Cena da adaptação produzida pela Neflix que reproduz vigília de familiares das vítimas | Foto: Guilherme Leporace / Netflix

Muito além do alcance da série em números de visualizações, Miguel reflete sobre a força do audiovisual e a potência que há na representação de um fato, para a própria construção de uma memória.

Ao assistir um projeto como esse, somos arrancados do sofá e arremessados para dentro daquela boate junto de todos aqueles jovens. Isso é forte. Isso emociona. Isso conecta as pessoas. O sentimento é unânime. Ali muito estava errado. E o errado começou muito antes daquela noite. Falhamos enquanto sociedade. E essa falha se arrasta há 10 anos neste caso. Que a gente consiga reabrir debates e mudar paradigmas que tanto nos corrompem diariamente. Essa famílias e essas vítimas precisam descansar“, encerra.

Com a série sendo a produção brasileira mais assistida no Top 10 da Netflix, Miguel reforçou em suas redes sociais o sentimento ao ver a obra alcançando proporções tão grandes. “Sim, é desesperador assistir. Um soco no estômago. (…) A memória machuca. Machuca saber que falhamos. Em vários âmbitos. Pessoal. Social. Nacional. Mas a luta segue. Por memória“, escreveu. A sociedade exige respostas e a história exige que casos como esse nunca sejam esquecidos, afinal, como pontuou o ator, nada é mais potente do que eternizar uma memória.
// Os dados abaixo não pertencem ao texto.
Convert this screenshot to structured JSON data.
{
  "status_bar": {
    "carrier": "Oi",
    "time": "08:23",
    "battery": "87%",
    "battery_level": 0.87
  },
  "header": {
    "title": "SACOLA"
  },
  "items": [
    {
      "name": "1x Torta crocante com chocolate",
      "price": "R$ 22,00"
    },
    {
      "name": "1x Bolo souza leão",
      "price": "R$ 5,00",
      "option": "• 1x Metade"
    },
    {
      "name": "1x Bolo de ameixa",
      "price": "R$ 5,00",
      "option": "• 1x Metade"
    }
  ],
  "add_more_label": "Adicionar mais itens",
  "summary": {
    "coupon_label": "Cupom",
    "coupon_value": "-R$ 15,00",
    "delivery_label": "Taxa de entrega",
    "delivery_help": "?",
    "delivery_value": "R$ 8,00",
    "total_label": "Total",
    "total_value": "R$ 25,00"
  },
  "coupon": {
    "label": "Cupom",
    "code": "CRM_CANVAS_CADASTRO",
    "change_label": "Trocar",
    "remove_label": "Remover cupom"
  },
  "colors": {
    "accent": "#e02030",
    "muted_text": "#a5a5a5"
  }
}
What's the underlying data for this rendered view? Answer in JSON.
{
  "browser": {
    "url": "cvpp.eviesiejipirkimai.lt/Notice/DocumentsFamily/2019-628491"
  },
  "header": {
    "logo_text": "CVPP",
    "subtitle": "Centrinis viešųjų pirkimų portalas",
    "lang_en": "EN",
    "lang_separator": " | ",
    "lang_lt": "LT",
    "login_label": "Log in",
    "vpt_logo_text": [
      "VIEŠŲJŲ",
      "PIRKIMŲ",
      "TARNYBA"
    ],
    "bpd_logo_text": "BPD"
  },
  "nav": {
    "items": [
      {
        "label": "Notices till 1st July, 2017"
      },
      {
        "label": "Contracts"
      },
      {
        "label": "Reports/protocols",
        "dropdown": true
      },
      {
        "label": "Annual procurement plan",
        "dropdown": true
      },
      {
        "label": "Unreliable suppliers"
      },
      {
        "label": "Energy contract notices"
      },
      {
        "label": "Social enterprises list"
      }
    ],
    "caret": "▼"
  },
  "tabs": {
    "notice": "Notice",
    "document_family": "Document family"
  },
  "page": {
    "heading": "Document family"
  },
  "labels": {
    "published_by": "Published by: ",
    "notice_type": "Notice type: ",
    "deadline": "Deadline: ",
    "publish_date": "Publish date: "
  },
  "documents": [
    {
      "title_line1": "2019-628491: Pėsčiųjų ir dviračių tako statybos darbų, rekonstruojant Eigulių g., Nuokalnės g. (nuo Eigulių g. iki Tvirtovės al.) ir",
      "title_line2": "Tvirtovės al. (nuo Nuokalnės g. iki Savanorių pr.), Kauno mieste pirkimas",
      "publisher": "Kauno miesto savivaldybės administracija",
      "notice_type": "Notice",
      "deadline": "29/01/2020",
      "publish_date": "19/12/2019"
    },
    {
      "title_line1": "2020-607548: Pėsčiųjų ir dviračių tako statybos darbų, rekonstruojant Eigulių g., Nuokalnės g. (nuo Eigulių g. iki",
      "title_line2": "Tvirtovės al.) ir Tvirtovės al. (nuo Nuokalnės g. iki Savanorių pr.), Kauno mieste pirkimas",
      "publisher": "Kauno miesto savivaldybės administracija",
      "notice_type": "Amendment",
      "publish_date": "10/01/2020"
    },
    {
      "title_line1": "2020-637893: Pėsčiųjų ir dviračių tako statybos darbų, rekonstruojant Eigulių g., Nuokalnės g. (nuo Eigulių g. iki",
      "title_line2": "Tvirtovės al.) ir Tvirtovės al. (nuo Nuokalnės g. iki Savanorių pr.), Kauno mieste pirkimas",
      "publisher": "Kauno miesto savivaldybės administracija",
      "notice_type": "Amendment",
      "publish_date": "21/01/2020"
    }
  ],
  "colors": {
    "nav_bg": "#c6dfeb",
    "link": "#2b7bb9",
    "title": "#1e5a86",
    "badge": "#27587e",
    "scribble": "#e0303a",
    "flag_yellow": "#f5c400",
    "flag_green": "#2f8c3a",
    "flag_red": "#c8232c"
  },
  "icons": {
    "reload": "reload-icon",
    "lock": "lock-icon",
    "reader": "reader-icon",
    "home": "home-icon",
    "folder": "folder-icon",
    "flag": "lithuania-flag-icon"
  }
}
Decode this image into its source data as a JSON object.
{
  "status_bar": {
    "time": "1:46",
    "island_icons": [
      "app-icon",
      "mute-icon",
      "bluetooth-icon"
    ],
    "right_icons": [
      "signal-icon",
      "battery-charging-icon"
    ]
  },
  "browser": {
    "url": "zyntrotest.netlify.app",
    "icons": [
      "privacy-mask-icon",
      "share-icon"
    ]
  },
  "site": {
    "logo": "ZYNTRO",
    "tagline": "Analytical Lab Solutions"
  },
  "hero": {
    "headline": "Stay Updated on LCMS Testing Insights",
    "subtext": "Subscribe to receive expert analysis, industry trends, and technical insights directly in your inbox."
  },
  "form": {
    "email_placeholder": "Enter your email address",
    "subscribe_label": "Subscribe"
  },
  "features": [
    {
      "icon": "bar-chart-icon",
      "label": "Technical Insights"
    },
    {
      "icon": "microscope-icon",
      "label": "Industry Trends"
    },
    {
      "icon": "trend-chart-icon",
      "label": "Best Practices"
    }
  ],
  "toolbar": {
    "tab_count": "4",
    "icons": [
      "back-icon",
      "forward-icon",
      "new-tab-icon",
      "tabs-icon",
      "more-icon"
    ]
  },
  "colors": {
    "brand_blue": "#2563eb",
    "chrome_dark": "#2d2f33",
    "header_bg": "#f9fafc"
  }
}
‘Todo Dia a Mesma Noite’: bombeiros tentam resgatar vítimas da Boate Kiss | Foto: Guilherme Leporace/Netflix

“O sargento Müller foi tomado pelo espanto ao observar a entrada do banheiro. Para se proteger da fumaça ou achar a saída, que ficara às escuras durante o incêndio, muitos jovens acabaram encurralados nos banheiros, único local onde uma luz de emergência permaneceu acesa. Muitos foram pisoteados. Todos morreram asfixiados. Diante da pilha de corpos, o sargento sentiu as forças de seus braços esvaírem. Percebeu que homens e mulheres haviam morrido entrelaçados uns aos outros, caídos entre as portas arrancadas dos sanitários individuais na tentativa alucinada de buscar ar na janela do basculante – que também estava lacrada. Nenhum treinamento o havia preparado para lidar com a dor que sentiu no momento em que se viu tomado pelo mais humano dos sentimentos: a compaixão. – Nós não salvamos ninguém – repetia, em choque. – Não salvamos ninguém.”

Trecho final do primeiro capítulo do livro Todo Dia a Mesma Noite: a história não contada da Boate Kiss, de autoria de Daniela Arbex. 242.